Há um punhal sangrando amores
* Por Eduardo Murta
Os filetes leves, em vermelho, se desenham no punhal sobre a mesa. Mornos ainda. O tremor dominando-lhe as mãos, sustentava que fizera por amor. E, pela honra do coração, mereceria perdão de que ordem fosse. As minúcias não lhe saíam da cabeça. Percebam, o ar lhe salta ofegante, como confissão de culpa. Ela mira em dilema intermitente o telefone. Desvia o foco. Não quer se trair. Ligaria ou não ligaria?
Essencial, agora, era juntar os cacos dos acontecimentos. E tudo se movia em flashes tão miseravelmente incriminadores que, pudesse, subtrairia aqueles fragmentos e que se incinerassem no fogo das injustiças. Afinal, não haveria de se condenar. Buscou cumplicidade naquele instante, tropeçando em desespero, e a cristaleira a salvou. Escolheu uma bebida a esmo. Uísque. Tomaria sem gelo, a que apagasse qualquer centelha de incerteza. Logo ela, que não faria mal sequer a larvas de alfaces.

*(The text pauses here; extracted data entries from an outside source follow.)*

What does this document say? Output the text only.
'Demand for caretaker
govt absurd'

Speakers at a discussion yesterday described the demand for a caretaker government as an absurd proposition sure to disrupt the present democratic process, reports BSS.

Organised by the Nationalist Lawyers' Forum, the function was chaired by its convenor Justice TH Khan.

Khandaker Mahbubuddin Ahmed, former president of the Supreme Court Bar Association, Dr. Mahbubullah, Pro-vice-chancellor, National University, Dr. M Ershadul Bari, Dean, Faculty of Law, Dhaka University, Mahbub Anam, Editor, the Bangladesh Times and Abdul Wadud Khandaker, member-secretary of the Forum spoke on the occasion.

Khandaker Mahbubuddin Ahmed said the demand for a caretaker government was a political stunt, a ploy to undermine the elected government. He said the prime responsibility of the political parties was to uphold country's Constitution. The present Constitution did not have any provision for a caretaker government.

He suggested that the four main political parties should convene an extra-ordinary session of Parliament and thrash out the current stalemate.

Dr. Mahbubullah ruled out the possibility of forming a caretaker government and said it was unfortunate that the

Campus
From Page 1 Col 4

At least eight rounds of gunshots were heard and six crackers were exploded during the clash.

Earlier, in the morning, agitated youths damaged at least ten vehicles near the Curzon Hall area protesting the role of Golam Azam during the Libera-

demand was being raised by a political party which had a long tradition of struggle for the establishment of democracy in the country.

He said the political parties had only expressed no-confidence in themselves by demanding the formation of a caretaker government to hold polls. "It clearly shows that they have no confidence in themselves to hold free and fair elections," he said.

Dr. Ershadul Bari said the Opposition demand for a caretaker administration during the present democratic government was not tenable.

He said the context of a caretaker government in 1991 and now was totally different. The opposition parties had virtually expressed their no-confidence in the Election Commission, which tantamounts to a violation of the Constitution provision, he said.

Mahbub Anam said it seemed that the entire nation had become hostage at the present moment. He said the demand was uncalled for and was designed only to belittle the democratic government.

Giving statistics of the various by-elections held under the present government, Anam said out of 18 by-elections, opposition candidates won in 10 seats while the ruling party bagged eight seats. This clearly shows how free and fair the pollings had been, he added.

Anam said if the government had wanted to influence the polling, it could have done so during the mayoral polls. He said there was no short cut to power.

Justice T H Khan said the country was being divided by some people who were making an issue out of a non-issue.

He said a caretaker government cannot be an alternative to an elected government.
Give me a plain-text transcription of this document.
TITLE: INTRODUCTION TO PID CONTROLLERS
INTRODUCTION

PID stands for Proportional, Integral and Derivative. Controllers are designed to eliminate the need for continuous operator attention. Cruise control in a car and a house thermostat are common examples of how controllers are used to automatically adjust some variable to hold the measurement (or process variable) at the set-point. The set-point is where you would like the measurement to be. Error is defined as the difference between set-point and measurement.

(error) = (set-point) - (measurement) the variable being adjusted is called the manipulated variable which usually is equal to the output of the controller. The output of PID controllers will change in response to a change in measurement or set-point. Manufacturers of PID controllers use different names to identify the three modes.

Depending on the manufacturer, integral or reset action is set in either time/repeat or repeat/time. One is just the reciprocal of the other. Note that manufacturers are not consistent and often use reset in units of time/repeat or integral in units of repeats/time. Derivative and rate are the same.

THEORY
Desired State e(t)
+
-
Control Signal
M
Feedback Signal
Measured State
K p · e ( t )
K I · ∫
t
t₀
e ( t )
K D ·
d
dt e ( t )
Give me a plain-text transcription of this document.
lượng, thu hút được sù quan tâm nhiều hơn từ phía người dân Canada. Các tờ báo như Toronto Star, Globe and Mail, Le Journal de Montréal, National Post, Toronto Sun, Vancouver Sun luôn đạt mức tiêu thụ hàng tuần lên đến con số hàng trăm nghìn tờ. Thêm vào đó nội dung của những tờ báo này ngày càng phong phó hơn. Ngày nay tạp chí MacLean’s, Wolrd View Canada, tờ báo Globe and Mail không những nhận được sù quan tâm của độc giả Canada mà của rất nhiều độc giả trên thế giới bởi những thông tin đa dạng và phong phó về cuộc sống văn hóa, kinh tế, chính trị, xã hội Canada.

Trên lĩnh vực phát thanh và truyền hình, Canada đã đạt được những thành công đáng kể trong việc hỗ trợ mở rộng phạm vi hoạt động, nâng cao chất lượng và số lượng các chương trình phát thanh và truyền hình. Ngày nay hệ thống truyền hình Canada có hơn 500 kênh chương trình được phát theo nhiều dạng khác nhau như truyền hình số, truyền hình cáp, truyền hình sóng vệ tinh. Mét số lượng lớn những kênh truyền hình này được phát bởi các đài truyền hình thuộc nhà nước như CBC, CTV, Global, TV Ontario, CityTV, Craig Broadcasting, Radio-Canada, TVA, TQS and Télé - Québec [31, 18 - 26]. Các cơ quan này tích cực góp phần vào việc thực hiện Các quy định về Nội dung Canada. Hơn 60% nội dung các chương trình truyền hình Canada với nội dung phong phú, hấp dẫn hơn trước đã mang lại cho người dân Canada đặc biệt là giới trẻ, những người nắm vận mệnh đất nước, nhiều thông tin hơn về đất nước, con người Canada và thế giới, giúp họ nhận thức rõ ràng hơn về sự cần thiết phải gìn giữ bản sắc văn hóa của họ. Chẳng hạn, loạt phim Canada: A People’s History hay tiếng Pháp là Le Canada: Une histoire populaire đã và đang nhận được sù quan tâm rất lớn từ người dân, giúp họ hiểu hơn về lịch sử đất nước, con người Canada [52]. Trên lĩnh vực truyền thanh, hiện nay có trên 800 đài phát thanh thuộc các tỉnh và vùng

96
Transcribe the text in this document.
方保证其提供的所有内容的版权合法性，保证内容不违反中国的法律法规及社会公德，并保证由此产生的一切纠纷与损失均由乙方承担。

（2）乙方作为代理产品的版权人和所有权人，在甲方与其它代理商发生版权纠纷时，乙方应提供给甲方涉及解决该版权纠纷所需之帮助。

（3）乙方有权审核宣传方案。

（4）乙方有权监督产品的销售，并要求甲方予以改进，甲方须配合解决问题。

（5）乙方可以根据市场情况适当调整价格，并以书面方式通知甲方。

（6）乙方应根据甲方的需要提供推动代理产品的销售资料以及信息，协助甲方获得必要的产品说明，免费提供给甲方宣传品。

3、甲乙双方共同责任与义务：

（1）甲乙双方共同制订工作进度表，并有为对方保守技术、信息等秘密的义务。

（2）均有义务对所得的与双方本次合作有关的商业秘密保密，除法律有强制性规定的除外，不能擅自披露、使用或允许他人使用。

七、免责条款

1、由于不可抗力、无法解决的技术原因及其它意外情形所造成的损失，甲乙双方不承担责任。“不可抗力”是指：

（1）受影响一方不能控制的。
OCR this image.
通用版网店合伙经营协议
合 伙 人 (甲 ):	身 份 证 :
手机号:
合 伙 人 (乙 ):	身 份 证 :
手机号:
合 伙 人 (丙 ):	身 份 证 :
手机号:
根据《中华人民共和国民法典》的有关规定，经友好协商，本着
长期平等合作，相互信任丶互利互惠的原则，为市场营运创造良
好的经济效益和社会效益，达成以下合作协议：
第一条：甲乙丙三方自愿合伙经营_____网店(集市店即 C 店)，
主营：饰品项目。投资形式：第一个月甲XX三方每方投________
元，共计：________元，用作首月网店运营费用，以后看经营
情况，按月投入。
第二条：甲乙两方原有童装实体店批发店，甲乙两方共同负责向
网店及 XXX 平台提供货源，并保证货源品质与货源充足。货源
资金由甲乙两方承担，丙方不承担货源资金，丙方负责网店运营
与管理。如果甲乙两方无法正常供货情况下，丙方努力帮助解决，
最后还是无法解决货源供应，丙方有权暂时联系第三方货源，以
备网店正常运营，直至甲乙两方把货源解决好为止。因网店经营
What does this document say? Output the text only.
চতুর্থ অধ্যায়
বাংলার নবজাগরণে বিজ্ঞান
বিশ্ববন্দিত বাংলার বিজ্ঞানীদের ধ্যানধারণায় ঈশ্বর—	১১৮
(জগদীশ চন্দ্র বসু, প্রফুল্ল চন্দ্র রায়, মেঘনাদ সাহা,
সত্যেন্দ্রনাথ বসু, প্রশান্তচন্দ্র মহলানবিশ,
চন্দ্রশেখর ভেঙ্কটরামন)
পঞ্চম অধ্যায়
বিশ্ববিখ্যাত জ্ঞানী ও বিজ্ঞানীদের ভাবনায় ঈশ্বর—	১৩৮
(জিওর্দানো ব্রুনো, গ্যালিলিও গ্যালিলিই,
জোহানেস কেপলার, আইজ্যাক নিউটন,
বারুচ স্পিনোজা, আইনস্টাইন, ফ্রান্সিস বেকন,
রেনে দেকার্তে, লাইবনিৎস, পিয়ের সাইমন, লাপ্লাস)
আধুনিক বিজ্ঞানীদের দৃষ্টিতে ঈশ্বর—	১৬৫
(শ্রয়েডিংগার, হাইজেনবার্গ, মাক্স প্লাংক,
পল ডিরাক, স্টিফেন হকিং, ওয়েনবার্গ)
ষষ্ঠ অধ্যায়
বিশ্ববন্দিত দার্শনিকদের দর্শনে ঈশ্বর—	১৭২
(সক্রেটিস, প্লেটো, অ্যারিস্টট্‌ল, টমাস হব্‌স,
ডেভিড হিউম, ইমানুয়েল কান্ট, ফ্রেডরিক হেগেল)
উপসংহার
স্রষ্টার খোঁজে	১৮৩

O desfecho daquele sábado, julgava, é que se pusera incontornável. Começara a se desenhar num maio que lhe chegava fresco, cujas memórias poderia tocar, tão perenes eram. Se recorda de tê-lo visto por entre os vidros se desdobrando na loja do Mercado Central. E lhe chamou a atenção não exatamente a beleza – que era a conta do chá –, mas o jeito terno de conversar com os peixes. Sim, conversar.
Ela, que fora lá em busca de ameixas, damasco seco e verduras orgânicas, cairia por inocente encanto naquela rede. Lance involuntário, sublinha, mas fatal. Deixou os movimentos se congelarem na contemplação platônica. E desabou em desconcerto quando olhos dele e dela se encontraram. Foi lance de gol. Ambos ensaiaram súbita tentativa de desarmar as confluências. Vã. Porque tornaram a se fitar, jeito longo.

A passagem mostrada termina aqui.